*1. The Grand Budapest Hotel: a story within a story within a story about the wonder of storytelling in a magical hotel that time forgot, until now.
*2. The Imitation Game: a conventional but beautifully executed script that goes in one door – cracking the Nazi code – and comes out another – a man tragically persecuted because he is gay. Classic storytelling in the screenplay form.
*3. Nightcrawler: Horatio Alger from Hell. How to make it in America using the sleaziest tactics creative capitalism allows. Network for 2014, but darker.
*4. Whiplash: a minimalist fight between player and coach perfectly focused toward the final knockout punch.
5. Guardians of the Galaxy: the most entertaining film of the year is the result of writers who have mastered the craft of the comic myth.
*6. Interstellar: a post-graduate class in the cinematic plot of convergence, including some plot holes the size of the universe that prevent it from being a knockout.
*7. Selma: the preaching in the monologues is powerful stuff.
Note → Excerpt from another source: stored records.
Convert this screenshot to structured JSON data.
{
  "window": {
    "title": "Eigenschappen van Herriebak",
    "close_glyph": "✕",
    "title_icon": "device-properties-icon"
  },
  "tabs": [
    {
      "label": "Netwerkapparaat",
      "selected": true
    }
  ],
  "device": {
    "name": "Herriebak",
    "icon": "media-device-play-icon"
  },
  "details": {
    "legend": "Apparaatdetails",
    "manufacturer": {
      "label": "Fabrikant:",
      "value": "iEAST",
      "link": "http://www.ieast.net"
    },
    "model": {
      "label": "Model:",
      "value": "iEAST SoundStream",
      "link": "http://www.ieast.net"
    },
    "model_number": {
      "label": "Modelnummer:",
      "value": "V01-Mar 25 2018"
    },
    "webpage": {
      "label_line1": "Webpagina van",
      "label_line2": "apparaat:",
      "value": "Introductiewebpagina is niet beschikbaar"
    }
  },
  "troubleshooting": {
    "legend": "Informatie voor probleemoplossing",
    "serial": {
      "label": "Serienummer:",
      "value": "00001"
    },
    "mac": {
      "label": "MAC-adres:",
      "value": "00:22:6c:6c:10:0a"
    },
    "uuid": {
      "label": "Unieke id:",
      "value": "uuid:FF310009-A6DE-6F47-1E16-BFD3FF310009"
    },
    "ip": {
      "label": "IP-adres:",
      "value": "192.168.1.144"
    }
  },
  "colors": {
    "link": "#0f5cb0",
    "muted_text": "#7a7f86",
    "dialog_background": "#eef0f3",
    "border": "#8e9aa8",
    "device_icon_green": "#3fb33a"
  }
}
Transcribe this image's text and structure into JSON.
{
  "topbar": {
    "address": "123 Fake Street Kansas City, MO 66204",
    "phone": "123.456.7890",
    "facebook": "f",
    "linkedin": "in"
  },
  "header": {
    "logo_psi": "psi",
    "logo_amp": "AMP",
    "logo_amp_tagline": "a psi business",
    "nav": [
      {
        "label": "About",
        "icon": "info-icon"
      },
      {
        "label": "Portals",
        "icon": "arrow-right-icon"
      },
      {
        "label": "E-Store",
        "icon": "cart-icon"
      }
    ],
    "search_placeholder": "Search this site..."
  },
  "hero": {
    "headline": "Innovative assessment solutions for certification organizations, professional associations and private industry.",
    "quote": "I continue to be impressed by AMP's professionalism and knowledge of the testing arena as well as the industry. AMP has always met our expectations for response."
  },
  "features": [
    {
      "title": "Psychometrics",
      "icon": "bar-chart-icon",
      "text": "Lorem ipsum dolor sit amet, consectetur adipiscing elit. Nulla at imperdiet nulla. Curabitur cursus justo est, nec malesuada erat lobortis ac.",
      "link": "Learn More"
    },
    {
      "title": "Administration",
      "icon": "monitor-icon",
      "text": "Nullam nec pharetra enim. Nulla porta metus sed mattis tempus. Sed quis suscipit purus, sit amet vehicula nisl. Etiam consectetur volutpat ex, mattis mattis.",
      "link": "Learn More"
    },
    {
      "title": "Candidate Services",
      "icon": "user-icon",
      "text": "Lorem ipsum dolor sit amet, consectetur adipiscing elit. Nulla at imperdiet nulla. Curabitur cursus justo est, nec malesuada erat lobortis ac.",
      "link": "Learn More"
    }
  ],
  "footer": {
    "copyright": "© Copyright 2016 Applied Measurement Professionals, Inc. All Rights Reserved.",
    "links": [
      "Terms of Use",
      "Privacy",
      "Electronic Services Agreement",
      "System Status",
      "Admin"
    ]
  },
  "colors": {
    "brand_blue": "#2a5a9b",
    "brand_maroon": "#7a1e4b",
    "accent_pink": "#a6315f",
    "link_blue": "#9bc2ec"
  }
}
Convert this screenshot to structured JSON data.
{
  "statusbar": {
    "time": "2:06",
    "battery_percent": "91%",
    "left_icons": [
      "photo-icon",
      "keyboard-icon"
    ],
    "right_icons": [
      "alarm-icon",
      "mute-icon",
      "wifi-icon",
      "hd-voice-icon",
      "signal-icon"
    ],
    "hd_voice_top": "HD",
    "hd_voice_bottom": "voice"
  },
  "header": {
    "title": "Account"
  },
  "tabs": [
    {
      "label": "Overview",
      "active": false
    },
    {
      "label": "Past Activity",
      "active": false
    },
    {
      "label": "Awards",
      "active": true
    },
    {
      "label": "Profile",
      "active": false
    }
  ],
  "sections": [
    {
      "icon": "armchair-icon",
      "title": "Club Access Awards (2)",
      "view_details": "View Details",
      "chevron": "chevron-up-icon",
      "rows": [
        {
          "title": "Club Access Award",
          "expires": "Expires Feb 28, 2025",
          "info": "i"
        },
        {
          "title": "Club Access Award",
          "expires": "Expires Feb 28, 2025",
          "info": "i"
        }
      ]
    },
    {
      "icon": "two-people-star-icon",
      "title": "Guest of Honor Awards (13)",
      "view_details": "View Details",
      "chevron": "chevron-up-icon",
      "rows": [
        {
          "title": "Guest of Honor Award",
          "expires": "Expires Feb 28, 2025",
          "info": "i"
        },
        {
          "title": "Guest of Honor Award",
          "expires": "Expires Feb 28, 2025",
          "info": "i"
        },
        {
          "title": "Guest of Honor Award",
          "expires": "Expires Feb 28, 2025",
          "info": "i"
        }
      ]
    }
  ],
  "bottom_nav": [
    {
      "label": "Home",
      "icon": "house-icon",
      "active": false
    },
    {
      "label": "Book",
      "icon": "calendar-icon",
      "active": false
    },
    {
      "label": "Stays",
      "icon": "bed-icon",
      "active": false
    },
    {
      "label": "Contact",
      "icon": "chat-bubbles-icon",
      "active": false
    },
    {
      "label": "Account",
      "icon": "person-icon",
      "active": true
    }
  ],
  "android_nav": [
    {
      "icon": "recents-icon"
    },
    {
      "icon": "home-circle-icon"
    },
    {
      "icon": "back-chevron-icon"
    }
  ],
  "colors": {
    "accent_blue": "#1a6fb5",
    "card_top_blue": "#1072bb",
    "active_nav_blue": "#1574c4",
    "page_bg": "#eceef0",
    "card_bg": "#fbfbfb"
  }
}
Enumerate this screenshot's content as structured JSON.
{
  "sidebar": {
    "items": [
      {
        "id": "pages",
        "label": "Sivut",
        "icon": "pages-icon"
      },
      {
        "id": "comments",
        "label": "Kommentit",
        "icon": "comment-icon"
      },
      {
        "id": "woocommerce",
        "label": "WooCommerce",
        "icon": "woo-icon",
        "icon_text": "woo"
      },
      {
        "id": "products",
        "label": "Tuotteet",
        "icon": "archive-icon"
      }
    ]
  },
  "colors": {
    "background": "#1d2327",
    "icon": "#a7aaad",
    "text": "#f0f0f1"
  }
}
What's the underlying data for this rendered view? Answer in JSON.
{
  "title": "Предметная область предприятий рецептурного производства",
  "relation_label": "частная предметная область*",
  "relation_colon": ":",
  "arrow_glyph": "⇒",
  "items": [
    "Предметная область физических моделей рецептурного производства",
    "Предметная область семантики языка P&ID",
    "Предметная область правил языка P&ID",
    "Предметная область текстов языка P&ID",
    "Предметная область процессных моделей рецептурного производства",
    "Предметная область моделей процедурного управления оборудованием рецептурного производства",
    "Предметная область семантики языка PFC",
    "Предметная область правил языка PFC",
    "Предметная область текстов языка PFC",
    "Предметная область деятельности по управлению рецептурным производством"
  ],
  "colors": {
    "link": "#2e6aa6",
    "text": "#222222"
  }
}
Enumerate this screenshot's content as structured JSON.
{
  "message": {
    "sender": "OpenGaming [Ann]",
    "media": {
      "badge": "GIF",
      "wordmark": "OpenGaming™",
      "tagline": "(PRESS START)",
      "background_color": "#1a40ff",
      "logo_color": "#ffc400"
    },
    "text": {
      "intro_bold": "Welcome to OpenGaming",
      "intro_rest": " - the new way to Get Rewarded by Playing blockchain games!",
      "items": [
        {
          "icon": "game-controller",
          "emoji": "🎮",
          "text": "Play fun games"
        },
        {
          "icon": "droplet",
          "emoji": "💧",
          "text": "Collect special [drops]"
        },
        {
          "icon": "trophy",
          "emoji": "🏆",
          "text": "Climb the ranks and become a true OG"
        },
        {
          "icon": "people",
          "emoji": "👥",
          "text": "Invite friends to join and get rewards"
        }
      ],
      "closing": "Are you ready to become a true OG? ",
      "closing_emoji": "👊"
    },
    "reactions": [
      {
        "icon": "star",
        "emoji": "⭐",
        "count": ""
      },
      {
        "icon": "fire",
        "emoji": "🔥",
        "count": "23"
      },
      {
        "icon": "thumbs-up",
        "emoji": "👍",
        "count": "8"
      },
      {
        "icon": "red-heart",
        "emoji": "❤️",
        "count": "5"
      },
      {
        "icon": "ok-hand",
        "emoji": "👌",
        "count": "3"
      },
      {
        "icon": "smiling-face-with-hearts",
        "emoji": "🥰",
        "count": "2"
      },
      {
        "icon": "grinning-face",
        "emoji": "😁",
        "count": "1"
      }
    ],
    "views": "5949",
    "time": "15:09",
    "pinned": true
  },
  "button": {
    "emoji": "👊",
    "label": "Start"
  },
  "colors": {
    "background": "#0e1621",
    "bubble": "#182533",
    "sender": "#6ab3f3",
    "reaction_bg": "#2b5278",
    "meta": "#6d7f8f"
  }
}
The preaching in the dialogue is not. A moving portrait of one of the great battles in the civil rights movement and the imperfect man who made it happen.
*8. Birdman: structurally ambitious, but few things are as hollow or pretentious as an existential exploration of what it means to be an AC-TOR.
*9. Boyhood: a hundred moments in a boy’s life, struggling to form a pattern, but the total is considerably less than the sum of the parts.
*10. American Sniper: portrait of a professional killer with the typical Eastwood bait and switch, bemoaning the cost of violence while wallowing in the pleasure of the kill.
*11. The Theory of Everything: although this film has real emotional power, the man against disease story has no dramatic engine, so it gets slower and more annoying as it goes on. Maudlin and on-the-nose, this is what’s known as an actor’s movie.
12. Wild: an ultimately satisfying memoir-true story about a woman healing herself. But it’s all medicine. There’s no plot to make it fun.
*13. Foxcatcher: a predictable, single-line descent about two nut jobs and the decent guy who gets caught in the middle. The fake nose doesn’t help.
14. A Most Violent Year: a passive protagonist and a plot that hits the same beat until, suddenly, the movie’s over.
15. Gone Girl: an absurd battle between a psychopath and an idiot, with one of the worst endings in years.
16. The Hobbit: The Battle of the Five Armies: thousands of onscreen deaths give undeniable proof that the monstrous Orcs are the worst warriors in history.
*17. Inherent Vice: an Oscar-nominated, endless, boring mess that cements Paul Thomas Anderson’s reputation as the most over-rated writer-director working today. Bad plot, bad characters, bad dialogue, bad acting. Bad.